Robbie Williams tickets for 2017 tour ‘put directly onto re-sale sites by singer’s management team costing fans an extra £65’
Ie:music put tickets up for sale on Get Me In and Seatwave - in one case for an extra £65 on top of the advertised Tickmaster price
ROBBIE Williams’ management team has been accused of placing tickets for his 2017 tour straight on resale sites – costing fans up to £65 more.
Ie:music put tickets up for sale on Get Me In and Seatwave – in one case for an extra £65 on top of the advertised Tickmaster price, the Victoria Derbyshire show found.
Tickets uploaded by Robbie’s management are marked as Platinum on the resale sites, and claim to be: “Official tickets direct from event organiser, dynamically priced according to demand.”
Tickets on Ticketmaster for a level one, block 126 seat at the Etihad Stadium, Manchester on Friday June 2, 2017 are priced at £95 before fees.
On Get Me In, which is owned by Ticketmaster along with Seatwave, a “platinum seat” on level one, block 125 will set a punter back £160 before fees.
As the tickets come straight from Robbie’s management team, they receive all the profit.
When The Sun Online looked at tickets for Friday June 23 at the Queen Elizabeth Olympic Park stadium, we found a similar price hike.
Tickets bought directly from Ticketmaster cost £82.50 to sit in block 240.
But tickets uploaded “direct from the event organiser” on GetMeIn cost £130 to sit in Block 232 – which has a much worse view of the stage.
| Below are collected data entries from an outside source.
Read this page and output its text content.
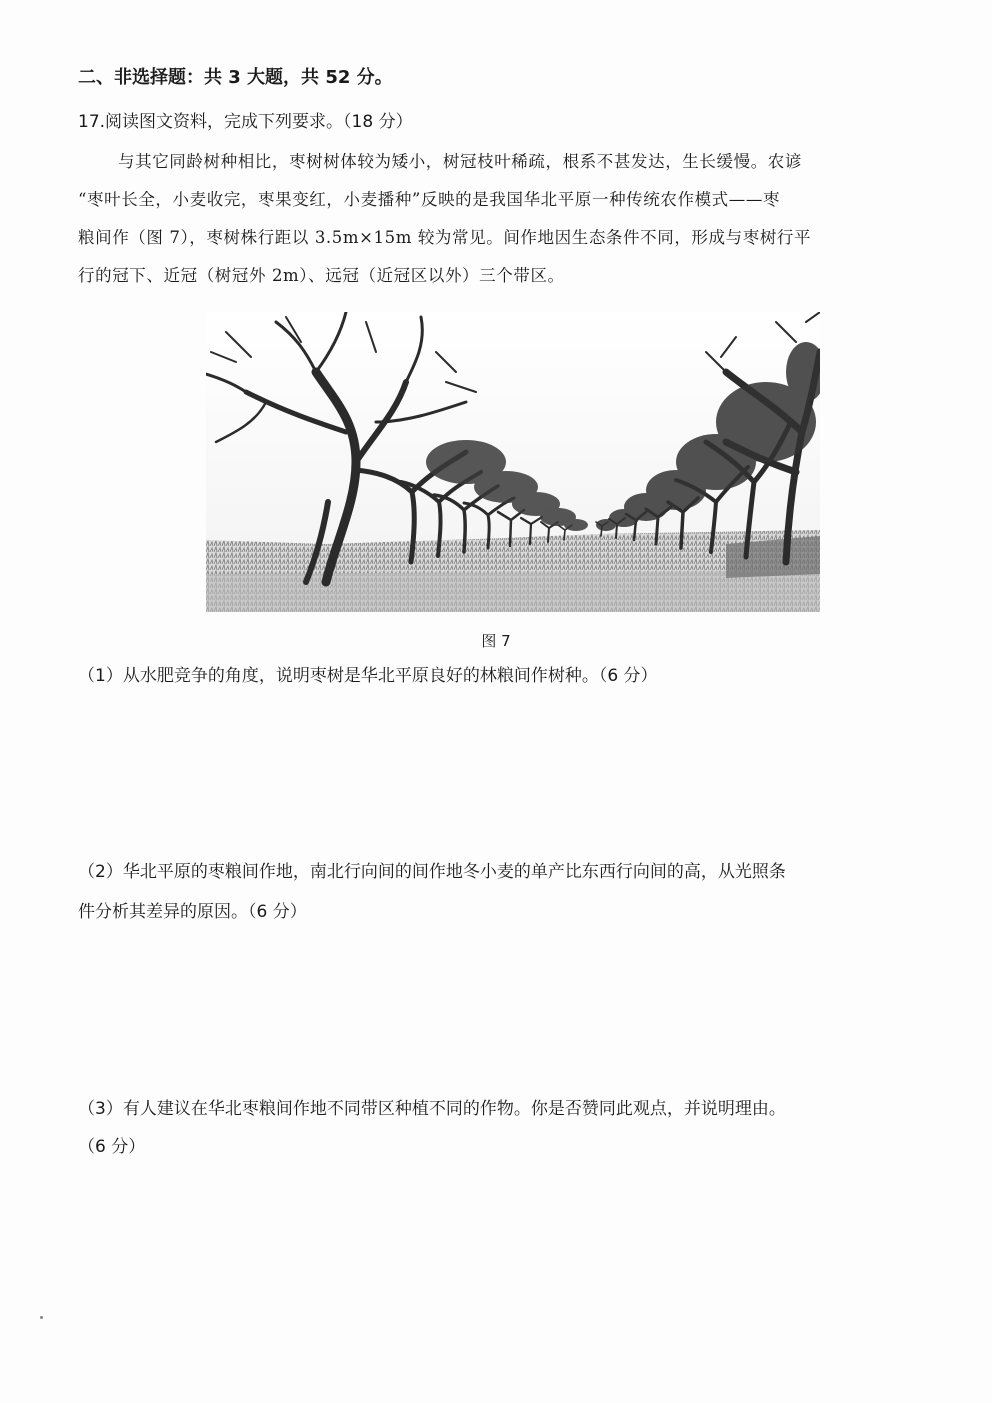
二、非选择题：共 3 大题，共 52 分。
17.阅读图文资料，完成下列要求。（18 分）
与其它同龄树种相比，枣树树体较为矮小，树冠枝叶稀疏，根系不甚发达，生长缓慢。农谚
“枣叶长全，小麦收完，枣果变红，小麦播种”反映的是我国华北平原一种传统农作模式——枣
粮间作（图 7），枣树株行距以 3.5m×15m 较为常见。间作地因生态条件不同，形成与枣树行平
行的冠下、近冠（树冠外 2m）、远冠（近冠区以外）三个带区。
图 7
（1）从水肥竞争的角度，说明枣树是华北平原良好的林粮间作树种。（6 分）
（2）华北平原的枣粮间作地，南北行向间的间作地冬小麦的单产比东西行向间的高，从光照条
件分析其差异的原因。（6 分）
（3）有人建议在华北枣粮间作地不同带区种植不同的作物。你是否赞同此观点，并说明理由。
（6 分）
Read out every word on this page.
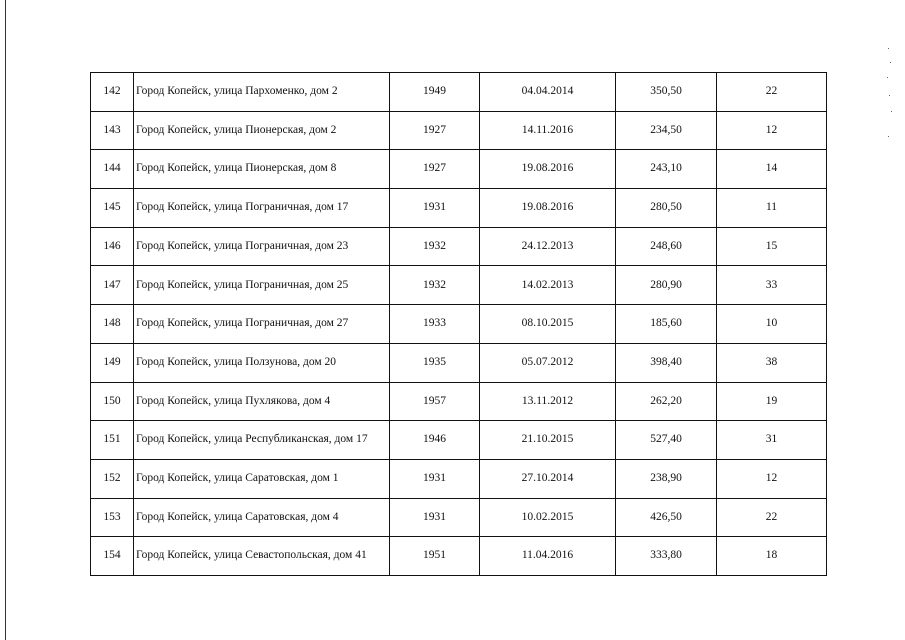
142	Город Копейск, улица Пархоменко, дом 2	1949	04.04.2014	350,50	22
143	Город Копейск, улица Пионерская, дом 2	1927	14.11.2016	234,50	12
144	Город Копейск, улица Пионерская, дом 8	1927	19.08.2016	243,10	14
145	Город Копейск, улица Пограничная, дом 17	1931	19.08.2016	280,50	11
146	Город Копейск, улица Пограничная, дом 23	1932	24.12.2013	248,60	15
147	Город Копейск, улица Пограничная, дом 25	1932	14.02.2013	280,90	33
148	Город Копейск, улица Пограничная, дом 27	1933	08.10.2015	185,60	10
149	Город Копейск, улица Ползунова, дом 20	1935	05.07.2012	398,40	38
150	Город Копейск, улица Пухлякова, дом 4	1957	13.11.2012	262,20	19
151	Город Копейск, улица Республиканская, дом 17	1946	21.10.2015	527,40	31
152	Город Копейск, улица Саратовская, дом 1	1931	27.10.2014	238,90	12
153	Город Копейск, улица Саратовская, дом 4	1931	10.02.2015	426,50	22
154	Город Копейск, улица Севастопольская, дом 41	1951	11.04.2016	333,80	18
Robbie’s management is run by ie:Music, which has previously called on the Government for stronger action against resale sites.
Ie:music declined to comment.
A Ticketmaster spokesperson said: “Platinum tickets are a very small percentage of the best seats in the house that are priced according to demand, in consultation with our clients, the event organisers.
“The UK live events industry has been successfully using platinum for many years so that the full value of these tickets goes back to the rights holders and not to resellers.”
In November 2015 ie:Music signed a petition saying: “We as artist, managers and agents deplore the increasing industrial-scale abuse and insider exploitation of tickets for music, arts and sports events by ticket touts, and their online associates and facilitators.”
Promoter Harvey Goldsmith slammed the findings, telling Victoria Derbyshire: “I think it is wrong, but hopefully most of the people who have signed the [2015] petition are acting honourably and are doing everything that they can do to prevent tickets being sold on the secondary market.”
Conservative MP Andrew Bingham, part of the Department for Culture, Media and Sport, said “somehow, [touts] have worked a way round of abusing this system”.
He added some artists and management teams were “now also complicit in it as well”.